Wall Street exists (in most cases) for its own benefit, notwithstanding the altruistic and heartfelt commercials their marketing teams create. Net, net – they are publically traded companies with profit as the motive so selling is their job. Lest we forget their last round of malfeasance (2008-2009
meltdown). Hence, they like to keep an informational advantage over their “customers”.
To our chagrin, most investors are never educated on the capital structure of a company. The capital stack of any company (see diagram) is comprised of a host of securities that are senior obligations of a corporate entity. Our research company begins the analysis process by understanding the credit quality of a company before its stock merits for a simple reason: Equity is the remainder/residual value of company after structurally senior obligations are satisfied.

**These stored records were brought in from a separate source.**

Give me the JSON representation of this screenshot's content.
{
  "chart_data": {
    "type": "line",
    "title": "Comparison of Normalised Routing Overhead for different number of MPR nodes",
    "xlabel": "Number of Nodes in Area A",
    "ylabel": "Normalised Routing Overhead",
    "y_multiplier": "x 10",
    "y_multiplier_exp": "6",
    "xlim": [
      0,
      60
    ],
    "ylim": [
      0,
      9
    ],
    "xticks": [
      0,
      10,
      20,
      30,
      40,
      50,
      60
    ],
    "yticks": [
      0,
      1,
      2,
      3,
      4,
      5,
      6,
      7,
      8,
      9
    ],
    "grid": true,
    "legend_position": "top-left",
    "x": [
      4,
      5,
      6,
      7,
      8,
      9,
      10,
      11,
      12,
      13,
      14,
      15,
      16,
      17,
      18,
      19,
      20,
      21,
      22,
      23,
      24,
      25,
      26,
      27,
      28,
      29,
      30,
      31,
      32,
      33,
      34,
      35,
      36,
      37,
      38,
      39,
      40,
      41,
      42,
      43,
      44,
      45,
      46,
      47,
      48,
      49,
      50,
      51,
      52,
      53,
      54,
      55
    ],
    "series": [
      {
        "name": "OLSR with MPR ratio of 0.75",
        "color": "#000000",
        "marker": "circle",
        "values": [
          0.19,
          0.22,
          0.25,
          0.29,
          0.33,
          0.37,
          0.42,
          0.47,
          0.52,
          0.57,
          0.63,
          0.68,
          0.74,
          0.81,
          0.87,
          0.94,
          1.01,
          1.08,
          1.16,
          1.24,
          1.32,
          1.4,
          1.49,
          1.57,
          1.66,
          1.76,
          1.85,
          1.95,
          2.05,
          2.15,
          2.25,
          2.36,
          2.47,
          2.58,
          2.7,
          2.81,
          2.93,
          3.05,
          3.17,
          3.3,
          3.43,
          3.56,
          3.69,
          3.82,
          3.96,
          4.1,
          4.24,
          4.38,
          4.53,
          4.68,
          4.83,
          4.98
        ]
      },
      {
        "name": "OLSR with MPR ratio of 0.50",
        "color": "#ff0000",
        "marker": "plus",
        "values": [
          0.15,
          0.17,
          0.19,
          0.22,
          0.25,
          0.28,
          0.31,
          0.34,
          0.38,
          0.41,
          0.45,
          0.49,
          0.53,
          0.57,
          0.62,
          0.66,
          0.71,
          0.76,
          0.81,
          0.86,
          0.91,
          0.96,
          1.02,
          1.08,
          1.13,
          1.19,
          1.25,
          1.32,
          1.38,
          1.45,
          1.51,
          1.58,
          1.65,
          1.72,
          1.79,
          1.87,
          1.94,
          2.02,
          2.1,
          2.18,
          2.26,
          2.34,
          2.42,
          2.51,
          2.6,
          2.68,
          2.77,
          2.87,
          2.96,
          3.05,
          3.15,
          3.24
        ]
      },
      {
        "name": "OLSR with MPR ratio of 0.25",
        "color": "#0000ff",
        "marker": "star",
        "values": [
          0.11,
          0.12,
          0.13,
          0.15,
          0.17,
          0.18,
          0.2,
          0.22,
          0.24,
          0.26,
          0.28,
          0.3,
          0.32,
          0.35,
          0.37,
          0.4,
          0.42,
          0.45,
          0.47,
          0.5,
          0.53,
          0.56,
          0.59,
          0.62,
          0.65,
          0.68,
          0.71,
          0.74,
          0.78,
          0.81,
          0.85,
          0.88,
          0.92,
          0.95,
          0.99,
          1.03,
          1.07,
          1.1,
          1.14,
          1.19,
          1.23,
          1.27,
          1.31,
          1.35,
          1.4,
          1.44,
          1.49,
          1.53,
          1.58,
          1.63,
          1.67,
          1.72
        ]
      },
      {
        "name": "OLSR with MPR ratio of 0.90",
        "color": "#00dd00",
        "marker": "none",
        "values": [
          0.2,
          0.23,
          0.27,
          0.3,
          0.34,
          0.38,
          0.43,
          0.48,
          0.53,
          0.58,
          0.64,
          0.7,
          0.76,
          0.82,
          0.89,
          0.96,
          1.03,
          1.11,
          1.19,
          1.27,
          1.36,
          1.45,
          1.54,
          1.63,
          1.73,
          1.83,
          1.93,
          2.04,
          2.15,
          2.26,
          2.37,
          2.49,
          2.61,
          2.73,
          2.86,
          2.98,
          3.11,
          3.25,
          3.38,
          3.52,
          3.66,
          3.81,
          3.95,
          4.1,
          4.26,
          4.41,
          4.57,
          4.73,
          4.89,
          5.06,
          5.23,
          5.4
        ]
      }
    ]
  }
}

Wall Street and institutional investors (in their knowledge) often prefer to own the senior securities for themselves. Hence, Wall Street loves to SELL those securities where it is paid most handsomely (IPOs of stock). Remember the altruistic commercials. Beware the big banks/insurance cos. There is a substantial reason they abhor the FIDUCIARY role.
At the beginning of any new client conversation, we often step back from the “long term investor” conversation and say: “Where is VALUE today”? After all, our job (Forest Capital) is to generate return with moderate to low underlying risk, immediately, not always rationalizing things over the long-term. We will all be dead over the long-term. With starting (present) valuations back (after August -13% drawdown) at very high historical levels, and entering a potential interest rate tightening cycle, we find only modest value in stocks Today. See chart below.
We are finding value in closed end funds TODAY. The interest rate tantrums of the past year(s) always spook the poor souls that were SOLD closed end funds at IPO (NEVER BUY @ IPO, EVER). With discounts in excess of 15% to NAV and yields above 8% (taxable) and 5% (tax free) we believe the risk is fully priced. We are buyers at these levels.
Finding value is a transitory concept and can change week to week. Our search for value is driven by the simple axiom that we buy the same assets for our clients as we would for ourselves. Eating our own cooking, if you will.